Though one in 10 men and three in 10 women suffer from some form of eating disorder, widespread misconceptions about such disorders have persisted. That is why some health care professionals in West Virginia have decided to stage the state’s first-ever conference to combat the problem.
On April 11, the West Virginia Eating Disorder Conference will kick off in Charleston, where health care professionals and others can discuss everything from diagnosis and treatments to understanding the severity of eating disorders and how to increase public awareness.
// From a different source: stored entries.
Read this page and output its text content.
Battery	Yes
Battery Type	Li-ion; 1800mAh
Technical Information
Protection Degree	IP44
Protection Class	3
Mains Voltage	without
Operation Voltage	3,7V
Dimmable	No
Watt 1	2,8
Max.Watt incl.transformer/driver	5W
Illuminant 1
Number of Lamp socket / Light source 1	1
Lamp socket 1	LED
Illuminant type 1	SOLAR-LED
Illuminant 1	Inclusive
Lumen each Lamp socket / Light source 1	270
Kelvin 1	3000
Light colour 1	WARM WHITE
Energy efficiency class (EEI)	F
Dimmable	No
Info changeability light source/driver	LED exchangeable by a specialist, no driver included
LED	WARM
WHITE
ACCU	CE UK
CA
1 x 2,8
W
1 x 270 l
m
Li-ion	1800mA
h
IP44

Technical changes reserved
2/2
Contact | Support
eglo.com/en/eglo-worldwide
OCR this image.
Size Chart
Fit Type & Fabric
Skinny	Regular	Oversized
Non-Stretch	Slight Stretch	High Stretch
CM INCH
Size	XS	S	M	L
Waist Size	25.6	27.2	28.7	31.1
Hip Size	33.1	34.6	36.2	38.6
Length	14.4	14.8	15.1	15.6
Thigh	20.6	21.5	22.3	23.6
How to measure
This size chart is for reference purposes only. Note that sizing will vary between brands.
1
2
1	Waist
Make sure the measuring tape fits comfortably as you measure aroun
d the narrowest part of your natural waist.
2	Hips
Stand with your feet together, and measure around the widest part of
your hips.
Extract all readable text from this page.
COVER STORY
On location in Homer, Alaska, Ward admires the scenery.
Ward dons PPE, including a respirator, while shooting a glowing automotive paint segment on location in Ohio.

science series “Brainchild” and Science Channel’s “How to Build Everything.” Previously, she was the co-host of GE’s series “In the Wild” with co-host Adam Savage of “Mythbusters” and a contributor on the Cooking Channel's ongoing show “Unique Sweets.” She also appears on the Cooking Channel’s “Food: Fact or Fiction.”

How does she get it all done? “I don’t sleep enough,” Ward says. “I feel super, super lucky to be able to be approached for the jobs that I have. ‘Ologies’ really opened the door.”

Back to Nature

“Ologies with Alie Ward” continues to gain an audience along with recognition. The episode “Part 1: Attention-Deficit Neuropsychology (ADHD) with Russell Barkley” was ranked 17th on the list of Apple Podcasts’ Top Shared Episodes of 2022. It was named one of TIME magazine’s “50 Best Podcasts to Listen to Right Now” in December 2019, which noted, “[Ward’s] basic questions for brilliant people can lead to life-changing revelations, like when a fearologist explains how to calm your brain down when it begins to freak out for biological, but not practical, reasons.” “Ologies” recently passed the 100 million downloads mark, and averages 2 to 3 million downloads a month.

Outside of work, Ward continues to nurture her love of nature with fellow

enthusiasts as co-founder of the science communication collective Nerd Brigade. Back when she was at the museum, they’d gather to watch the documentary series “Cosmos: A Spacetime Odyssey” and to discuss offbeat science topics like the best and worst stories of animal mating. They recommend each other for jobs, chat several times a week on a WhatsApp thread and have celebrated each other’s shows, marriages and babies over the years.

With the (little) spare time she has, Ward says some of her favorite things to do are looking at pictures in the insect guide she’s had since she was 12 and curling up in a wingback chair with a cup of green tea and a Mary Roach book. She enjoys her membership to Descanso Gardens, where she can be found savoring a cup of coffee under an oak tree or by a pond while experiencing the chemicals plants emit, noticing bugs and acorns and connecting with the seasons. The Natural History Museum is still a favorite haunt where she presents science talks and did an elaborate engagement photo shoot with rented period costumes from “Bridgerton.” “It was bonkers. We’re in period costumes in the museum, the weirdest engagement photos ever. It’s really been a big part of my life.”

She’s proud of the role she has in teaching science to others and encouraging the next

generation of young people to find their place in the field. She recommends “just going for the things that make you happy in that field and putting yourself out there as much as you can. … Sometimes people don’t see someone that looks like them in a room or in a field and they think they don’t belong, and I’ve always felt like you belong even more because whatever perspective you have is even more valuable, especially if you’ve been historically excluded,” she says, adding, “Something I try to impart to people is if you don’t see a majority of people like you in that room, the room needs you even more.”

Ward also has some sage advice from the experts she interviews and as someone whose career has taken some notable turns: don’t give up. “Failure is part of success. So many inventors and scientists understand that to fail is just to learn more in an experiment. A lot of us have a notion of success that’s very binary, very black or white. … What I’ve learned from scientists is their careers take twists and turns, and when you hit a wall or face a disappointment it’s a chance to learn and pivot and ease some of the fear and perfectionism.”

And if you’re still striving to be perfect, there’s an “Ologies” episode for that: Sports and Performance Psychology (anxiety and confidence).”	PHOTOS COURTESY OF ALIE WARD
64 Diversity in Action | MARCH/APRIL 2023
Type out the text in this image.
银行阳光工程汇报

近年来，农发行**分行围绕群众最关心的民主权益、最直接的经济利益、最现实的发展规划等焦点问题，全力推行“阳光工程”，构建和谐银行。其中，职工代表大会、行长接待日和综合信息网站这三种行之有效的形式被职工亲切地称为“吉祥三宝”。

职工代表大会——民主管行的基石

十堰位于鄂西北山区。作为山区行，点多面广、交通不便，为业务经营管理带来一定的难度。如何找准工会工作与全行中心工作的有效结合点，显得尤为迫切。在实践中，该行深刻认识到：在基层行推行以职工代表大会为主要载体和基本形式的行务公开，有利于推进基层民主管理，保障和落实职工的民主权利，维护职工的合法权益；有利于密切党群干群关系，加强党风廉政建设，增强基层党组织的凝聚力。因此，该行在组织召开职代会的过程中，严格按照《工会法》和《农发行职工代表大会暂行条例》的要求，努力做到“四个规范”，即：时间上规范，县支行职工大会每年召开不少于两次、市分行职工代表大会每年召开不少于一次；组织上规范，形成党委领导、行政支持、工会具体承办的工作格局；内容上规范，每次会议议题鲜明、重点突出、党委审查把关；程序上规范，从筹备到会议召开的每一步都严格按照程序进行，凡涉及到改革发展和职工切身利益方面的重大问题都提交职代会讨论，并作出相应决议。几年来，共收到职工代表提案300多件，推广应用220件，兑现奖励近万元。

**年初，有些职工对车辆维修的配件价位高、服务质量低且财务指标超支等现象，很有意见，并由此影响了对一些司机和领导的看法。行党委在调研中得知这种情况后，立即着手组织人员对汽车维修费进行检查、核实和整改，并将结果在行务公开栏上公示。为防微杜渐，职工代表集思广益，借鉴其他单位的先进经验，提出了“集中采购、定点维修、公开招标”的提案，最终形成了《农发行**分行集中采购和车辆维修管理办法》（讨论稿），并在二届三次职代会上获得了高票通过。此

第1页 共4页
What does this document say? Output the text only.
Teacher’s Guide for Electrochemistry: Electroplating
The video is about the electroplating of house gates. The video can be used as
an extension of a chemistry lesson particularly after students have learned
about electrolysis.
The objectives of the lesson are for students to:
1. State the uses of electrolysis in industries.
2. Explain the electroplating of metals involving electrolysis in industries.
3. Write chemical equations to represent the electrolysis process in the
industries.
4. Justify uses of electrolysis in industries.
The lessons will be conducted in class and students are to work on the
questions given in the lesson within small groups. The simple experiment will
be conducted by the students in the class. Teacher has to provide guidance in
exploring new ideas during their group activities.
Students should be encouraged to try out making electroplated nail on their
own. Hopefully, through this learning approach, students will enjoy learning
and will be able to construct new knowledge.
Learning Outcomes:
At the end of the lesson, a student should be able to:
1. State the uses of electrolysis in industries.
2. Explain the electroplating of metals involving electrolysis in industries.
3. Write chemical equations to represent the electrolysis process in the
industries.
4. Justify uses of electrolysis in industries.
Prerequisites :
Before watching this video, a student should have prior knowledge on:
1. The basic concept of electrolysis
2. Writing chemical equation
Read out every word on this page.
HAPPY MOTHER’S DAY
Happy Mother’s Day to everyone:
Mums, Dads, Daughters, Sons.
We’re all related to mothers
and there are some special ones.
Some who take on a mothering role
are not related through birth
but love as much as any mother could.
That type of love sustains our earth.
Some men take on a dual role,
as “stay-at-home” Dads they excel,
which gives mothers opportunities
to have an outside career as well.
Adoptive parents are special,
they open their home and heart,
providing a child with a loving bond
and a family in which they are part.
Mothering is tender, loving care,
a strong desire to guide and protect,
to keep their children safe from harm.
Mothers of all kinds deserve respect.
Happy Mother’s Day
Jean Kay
"Our hope is that everyone there will be from West Virginia or provide services in West Virginia, and we have a variety of different disciplines attending,” said Dr. Jessica Luzier, clinical director of the West Virginia University Disordered Eating Center of Charleston. “Some are physicians, and many are even trainees. Social workers, nurses and dietitians will all be part of it, as well.”
Having helped launch the Disordered Eating Center in 2010, Luzier hopes that the conference will serve as an eye-opener to both professionals and the public over how eating disorders are often misunderstood.
"Some common misconceptions include this often misconstrued portrayal that those with eating disorders must have very thin bodies," Luzier said. "Eating disorders can occur in folks of all shapes and sizes, races, genders - anyone can have binge eating disorder, anorexia nervosa, bulimia - they may appear to be at a healthy weight and still be at high risk."
"Even people who don't meet all of the criteria for a disease - maybe they only purge once every two weeks, or they haven't restricted their calories so much that they have lost their period as a woman,” she continued. “The sooner we can get people treatment, the better."